Renzo e Lucia tentano a sorpresa il matrimonio davanti a don Abbondio (1831)

Autore:

Bartolomeo Pinelli

(Roma 1781 - Roma 1835)

Dimensioni:

foglio mm. 425 x 543, parte figur. mm. 300 x 350

Tecnica:

Litografia

Stile:

Romanticismo

Firma:

Pinelli f Roma 1831

Renzo e Lucia tentano a sorpresa il matrimonio davanti a don Abbondio (1831)

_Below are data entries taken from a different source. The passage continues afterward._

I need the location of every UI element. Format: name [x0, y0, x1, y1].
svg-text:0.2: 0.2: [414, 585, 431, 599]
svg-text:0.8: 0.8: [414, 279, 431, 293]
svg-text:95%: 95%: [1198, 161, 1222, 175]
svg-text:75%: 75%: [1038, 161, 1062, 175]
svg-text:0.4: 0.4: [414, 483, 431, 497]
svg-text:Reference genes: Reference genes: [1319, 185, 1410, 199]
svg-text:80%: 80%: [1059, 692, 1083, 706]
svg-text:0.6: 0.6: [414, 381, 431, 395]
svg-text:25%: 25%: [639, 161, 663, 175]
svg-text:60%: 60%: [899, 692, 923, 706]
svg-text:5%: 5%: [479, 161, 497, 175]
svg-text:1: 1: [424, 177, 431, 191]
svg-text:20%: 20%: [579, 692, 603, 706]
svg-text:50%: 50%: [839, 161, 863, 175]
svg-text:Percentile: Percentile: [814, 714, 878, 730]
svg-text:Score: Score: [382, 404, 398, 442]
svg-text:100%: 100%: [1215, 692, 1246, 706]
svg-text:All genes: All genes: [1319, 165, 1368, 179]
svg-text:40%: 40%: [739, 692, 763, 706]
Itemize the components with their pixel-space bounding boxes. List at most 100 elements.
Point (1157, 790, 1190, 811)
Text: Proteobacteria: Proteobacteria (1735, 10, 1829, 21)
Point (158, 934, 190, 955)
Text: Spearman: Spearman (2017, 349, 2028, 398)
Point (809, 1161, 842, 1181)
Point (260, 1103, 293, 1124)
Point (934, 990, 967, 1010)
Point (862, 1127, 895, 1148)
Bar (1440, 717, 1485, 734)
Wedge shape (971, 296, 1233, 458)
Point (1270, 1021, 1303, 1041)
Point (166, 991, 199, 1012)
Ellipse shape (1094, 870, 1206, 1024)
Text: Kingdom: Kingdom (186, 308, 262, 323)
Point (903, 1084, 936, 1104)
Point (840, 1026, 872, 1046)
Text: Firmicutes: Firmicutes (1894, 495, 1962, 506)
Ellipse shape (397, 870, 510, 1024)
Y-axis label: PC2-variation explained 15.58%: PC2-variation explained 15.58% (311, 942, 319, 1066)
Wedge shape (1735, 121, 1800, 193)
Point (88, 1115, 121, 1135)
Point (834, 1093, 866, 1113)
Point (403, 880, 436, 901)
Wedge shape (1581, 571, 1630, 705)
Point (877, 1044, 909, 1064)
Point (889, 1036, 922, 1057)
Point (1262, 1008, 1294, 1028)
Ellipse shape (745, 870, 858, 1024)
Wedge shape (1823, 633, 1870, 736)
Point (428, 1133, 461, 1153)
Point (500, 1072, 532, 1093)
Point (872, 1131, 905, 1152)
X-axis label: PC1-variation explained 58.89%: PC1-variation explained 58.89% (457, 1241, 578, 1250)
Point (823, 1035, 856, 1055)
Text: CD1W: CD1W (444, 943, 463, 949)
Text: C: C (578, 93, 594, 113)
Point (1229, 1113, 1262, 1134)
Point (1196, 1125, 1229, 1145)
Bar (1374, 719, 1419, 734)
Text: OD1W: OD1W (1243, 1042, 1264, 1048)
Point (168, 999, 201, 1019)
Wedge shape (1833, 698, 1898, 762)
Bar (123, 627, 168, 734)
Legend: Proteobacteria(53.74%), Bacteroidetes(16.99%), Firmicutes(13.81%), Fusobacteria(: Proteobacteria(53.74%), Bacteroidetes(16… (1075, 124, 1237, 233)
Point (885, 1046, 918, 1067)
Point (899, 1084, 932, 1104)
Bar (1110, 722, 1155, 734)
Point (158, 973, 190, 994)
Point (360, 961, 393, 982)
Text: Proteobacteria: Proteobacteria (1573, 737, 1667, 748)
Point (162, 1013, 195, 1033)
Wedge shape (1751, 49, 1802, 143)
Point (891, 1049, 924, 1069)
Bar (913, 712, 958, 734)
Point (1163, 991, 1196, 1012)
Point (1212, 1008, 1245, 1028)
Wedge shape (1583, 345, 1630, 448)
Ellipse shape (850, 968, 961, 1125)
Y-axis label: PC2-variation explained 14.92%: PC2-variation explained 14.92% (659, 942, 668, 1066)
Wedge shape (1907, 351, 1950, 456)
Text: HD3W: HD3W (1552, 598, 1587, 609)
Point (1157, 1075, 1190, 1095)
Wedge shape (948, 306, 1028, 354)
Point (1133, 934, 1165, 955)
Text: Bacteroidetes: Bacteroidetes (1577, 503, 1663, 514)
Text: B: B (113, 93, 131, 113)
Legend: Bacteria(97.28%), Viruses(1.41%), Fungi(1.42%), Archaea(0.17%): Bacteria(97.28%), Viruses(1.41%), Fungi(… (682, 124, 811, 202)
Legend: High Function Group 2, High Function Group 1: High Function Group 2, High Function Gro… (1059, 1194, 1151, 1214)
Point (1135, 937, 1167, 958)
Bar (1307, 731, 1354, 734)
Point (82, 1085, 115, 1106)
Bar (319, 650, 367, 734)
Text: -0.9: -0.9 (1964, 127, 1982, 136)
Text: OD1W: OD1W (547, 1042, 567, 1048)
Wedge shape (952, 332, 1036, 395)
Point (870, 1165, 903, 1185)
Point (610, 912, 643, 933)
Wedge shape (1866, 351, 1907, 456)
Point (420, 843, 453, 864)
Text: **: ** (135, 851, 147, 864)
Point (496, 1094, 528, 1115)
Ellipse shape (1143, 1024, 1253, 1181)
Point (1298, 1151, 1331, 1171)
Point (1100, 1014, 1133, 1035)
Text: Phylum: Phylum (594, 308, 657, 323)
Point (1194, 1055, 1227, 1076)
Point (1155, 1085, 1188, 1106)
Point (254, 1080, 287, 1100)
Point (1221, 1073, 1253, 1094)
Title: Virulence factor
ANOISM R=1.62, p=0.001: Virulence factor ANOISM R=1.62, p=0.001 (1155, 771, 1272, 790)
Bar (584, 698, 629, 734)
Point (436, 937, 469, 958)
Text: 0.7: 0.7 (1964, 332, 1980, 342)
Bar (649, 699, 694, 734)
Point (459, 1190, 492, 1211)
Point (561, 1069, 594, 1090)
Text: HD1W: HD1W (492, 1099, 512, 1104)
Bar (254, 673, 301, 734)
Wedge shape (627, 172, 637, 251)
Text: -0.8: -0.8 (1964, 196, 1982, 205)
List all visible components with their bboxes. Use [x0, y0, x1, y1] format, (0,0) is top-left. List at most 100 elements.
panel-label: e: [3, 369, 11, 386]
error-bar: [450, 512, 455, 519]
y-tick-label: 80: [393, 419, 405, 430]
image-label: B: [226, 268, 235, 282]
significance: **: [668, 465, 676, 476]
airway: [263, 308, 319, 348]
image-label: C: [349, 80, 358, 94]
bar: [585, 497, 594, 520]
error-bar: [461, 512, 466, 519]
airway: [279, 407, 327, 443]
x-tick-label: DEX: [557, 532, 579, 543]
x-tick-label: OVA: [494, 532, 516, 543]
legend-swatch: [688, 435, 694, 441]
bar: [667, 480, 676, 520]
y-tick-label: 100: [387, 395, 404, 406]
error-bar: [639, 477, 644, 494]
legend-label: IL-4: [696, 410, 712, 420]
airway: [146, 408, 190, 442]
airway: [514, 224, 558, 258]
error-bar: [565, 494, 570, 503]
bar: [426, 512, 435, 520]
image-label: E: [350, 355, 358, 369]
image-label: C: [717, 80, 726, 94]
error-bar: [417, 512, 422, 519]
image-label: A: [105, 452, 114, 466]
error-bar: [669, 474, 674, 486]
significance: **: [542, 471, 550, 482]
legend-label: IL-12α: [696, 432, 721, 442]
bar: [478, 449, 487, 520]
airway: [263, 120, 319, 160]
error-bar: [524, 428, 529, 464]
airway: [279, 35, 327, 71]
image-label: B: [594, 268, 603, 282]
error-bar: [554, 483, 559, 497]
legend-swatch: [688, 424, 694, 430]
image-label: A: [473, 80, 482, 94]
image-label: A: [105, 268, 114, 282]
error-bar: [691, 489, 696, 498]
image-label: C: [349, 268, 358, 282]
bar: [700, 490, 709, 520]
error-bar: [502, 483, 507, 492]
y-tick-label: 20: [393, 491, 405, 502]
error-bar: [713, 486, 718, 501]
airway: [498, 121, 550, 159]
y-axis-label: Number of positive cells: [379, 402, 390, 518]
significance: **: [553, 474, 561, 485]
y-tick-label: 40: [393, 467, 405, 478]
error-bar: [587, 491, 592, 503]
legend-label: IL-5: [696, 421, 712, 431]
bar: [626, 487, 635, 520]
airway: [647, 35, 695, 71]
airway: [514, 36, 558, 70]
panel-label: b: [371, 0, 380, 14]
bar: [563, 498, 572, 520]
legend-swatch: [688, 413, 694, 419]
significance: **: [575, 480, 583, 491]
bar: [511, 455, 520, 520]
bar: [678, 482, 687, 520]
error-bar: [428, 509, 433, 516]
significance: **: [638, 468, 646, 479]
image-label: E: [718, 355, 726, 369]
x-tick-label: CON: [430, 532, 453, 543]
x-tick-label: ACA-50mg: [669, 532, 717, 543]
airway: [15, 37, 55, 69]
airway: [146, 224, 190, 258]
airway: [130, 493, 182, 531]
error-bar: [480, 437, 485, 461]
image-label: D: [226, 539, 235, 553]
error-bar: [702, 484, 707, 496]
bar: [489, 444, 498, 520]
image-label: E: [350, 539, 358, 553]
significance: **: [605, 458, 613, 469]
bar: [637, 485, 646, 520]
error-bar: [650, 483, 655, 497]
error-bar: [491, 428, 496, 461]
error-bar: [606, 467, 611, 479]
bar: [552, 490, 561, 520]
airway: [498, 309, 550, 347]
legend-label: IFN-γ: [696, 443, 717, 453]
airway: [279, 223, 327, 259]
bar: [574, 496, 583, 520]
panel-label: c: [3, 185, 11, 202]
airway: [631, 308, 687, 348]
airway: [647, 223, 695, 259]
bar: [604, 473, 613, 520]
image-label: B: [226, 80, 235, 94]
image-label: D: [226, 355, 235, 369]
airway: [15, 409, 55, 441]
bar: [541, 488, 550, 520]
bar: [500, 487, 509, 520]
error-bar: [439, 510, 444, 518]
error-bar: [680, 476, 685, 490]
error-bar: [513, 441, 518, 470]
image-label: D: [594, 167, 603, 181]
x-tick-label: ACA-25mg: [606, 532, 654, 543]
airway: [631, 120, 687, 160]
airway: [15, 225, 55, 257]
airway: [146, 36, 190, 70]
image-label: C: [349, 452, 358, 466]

È la notte degli equivoci e degli inganni. Tonio, con la scusa del riscatto di un pegno («la collana della mia Tecla»), si è introdotto con Gervaso in casa di don Abbondio. Agnese, con un malevolo pettegolezzo sui suoi mancati matrimoni, ha attirato Perpetua lontano dall’uscio, permettendo a Renzo e Lucia di sgattaiolare furtivamente anch’essi in casa del curato. Tonio ha già preso dalle mani di don Abbondio la ricevuta del suo pagamento, quando con Gervaso si scosta perché Renzo e Lucia possano pronunciare a sorpresa il loro “sì” alla presenza di due testimoni. Il resto è tutto nella magistrale descrizione manzoniana della fulminea reazione di don Abbondio, ben illustrata da Pinelli che vi aggiunge di suo alcuni particolari, come i fiaschi di vino sulla mensola in alto, la scopa e la paletta appoggiati all’armadio e, impagabile, il quadro alla parete con la scena di una commedia comica, che fa il verso alla comicità della commedia che si sta recitando nella scena del romanzo.

 

 

 

I Promessi Sposi, cap. VIII, ed. 1827

Tonio, stendendo la destra a prenderlo [il foglio], si ritirò da una parte, Gervaso, ad un suo cenno, dall’altra: ed ecco, come al dividersi di una scena, apparire nel mezzo Renzo e Lucia. Don Abbondio, intravvide, vide, si spaventò, si stupì, s’infuriò, pensò, prese una risoluzione: tutto questo nel tempo che Renzo mise a proferire le parole: «signor curato, in presenza di questi testimonii, quest’è mia moglie.» Le sue labbra non erano tornate in riposo, che don Abbondio aveva già lasciata cadere la quitanza, afferrata colla manca, e sollevata la lucerna, ghermito con la destra il tappeto che copriva la tavola e tiratolo a sé con furia, gittando a terra libro, carta, calamaio e polverino; e balzando tra la seggiola e la tavola, s’era avvicinato a Lucia. La poveretta con quella sua voce soave, e allora tutta tremante, aveva appena potuto proferire: «e questo...» che don Abbondio le aveva gittato sgarbatamente il tappeto sulla testa e sul volto, per impedirle di pronunziare intera la formola.

 

I Promessi Sposi, cap. VIII, ed. 1840

Tonio, allungando la mano per prendere la carta, si ritirò da una parte; Gervaso, a un suo cenno, dall’altra; e, nel mezzo, come al dividersi di una scena, apparvero Renzo e Lucia. Don Abbondio, vide confusamente, poi vide chiaro, si spaventò, si stupì, s’infuriò, pensò, prese una risoluzione: tutto questo nel tempo che Renzo mise a proferire le parole: «signor curato, in presenza di questi testimoni, quest’è mia moglie.» Le sue labbra non erano ancora tornate al posto, che don Abbondio, lasciando cader la carta, aveva già afferrata e alzata, con la mancina, la lucerna, ghermito, con la diritta, il tappeto del tavolino, e tiratolo a sé, con furia, buttando in terra libro, carta, calamaio e polverino; e, balzando tra la seggiola e il tavolino, s’era avvicinato a Lucia. La poveretta, con quella sua voce soave, e allora tutta tremante, aveva appena potuto proferire: «e questo...» che don Abbondio le aveva buttato sgarbatamente il tappeto sulla testa e sul viso, per impedirle di pronunziare intera la formola.